All medical professionals have likely dealt with the aftermath of the media’s picking up a provocative article or concept and popularizing it, often with an unintended change in the original message. Usually I cringe when I hear these, knowing that I will be facing questions about the mixed message that was sent. After all, how many times have we almost cured cancer? However, this time, I was happy to see a focus on the undetermined importance of fixed antibiotic durations, commonly presented under the guise of “maybe you can stop antibiotics when you feel better” or something similar.

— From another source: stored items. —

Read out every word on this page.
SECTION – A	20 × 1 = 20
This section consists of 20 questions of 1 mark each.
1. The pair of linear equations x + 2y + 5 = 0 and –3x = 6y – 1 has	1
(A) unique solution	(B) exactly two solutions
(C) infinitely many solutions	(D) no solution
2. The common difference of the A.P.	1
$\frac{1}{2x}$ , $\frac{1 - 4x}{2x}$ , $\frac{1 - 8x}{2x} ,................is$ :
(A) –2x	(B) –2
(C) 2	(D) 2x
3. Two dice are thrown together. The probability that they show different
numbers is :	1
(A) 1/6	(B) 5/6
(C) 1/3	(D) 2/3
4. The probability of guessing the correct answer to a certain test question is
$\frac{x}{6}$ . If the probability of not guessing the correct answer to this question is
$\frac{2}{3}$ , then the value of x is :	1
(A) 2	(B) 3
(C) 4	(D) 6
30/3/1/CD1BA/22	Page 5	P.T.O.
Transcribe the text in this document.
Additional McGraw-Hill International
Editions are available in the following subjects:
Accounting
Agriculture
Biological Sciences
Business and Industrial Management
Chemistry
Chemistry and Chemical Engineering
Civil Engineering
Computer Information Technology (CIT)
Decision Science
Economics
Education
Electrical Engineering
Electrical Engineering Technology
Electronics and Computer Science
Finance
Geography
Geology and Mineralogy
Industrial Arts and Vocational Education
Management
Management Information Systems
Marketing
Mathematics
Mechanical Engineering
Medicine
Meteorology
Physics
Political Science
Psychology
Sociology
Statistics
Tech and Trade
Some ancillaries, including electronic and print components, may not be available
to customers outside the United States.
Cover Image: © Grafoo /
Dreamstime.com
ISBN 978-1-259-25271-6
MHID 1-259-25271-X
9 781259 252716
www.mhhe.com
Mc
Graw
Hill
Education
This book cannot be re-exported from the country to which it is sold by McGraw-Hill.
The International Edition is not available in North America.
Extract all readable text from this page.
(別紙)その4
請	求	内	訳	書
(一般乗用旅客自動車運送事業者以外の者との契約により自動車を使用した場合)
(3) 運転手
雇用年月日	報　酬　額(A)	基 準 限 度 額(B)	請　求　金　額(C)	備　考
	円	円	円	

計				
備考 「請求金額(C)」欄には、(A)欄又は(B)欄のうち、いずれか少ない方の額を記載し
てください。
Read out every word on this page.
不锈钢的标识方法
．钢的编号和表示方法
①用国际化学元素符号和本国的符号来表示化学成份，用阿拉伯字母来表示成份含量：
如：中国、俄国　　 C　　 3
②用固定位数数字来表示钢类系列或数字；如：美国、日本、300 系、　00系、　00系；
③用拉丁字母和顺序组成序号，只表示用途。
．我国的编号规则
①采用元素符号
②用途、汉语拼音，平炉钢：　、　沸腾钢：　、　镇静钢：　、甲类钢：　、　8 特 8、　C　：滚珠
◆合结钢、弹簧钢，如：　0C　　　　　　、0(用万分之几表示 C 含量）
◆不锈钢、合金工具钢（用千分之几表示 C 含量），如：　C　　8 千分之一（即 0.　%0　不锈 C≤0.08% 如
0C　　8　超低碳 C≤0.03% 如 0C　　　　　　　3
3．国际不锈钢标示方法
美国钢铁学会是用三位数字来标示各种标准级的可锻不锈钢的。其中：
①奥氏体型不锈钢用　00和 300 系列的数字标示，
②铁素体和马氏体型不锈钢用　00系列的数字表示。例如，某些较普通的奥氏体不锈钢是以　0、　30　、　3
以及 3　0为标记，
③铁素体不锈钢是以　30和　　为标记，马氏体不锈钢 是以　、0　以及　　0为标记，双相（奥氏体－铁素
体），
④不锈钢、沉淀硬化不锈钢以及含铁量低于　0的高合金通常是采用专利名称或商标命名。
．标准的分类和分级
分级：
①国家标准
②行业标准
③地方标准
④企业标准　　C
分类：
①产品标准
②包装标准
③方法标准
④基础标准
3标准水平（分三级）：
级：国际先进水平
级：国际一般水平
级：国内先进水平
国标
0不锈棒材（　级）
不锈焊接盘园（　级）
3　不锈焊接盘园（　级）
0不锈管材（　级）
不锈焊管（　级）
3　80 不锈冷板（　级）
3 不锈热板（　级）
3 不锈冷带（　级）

This wave of consumer stories was stimulated by an interesting hybrid review/commentary written in the BMJ
at the end of July 2017 by Llewelyn and colleagues.1
Titled “The Antibiotic Course Has Had Its Day,” the article challenged the notion that completing antibiotic courses after symptom resolution has any benefit. The authors were right to do so. The notion of fixed-duration antibiotic courses is not supported in the literature, something that can probably be discerned by the relationships between antibiotic durations and numbers of convenience. Even more intriguing is the lack of an evidence base for the most common reasons cited for the mantra to “take all your medicine even if you feel better.” Two common rationales for this exist.
The first is that treatment failure is more likely with shorter courses of antibiotics. Although this is true for some chronic infections like tuberculosis, repeated studies of various acute bacterial infections generally show that shorter courses are as effective as more traditional courses of therapy. This has been shown with hospital-acquired and community-acquired pneumonia (CAP), pyelonephritis, pharyngitis, skin and skin structure infections, and intra-abdominal infections.1
Notably, a recent study of otitis media in young children showed higher failure with a short course, though this is a singular study in a non-severe infection.2
Most interesting to me is a study of CAP that compared treatment using daptomycin (which is inactivated by pulmonary surfactant) with ceftriaxone.3
The study found the drugs to be equivalent if patients in the daptomycin group received <24 hours of antibiotics (such as 1 dose of levofloxacin or ceftriaxone) before they were randomized. Because patients taking daptomycin essentially received placebo after they were randomized, the length of time we need to treat patients with CAP needs to be further investigated.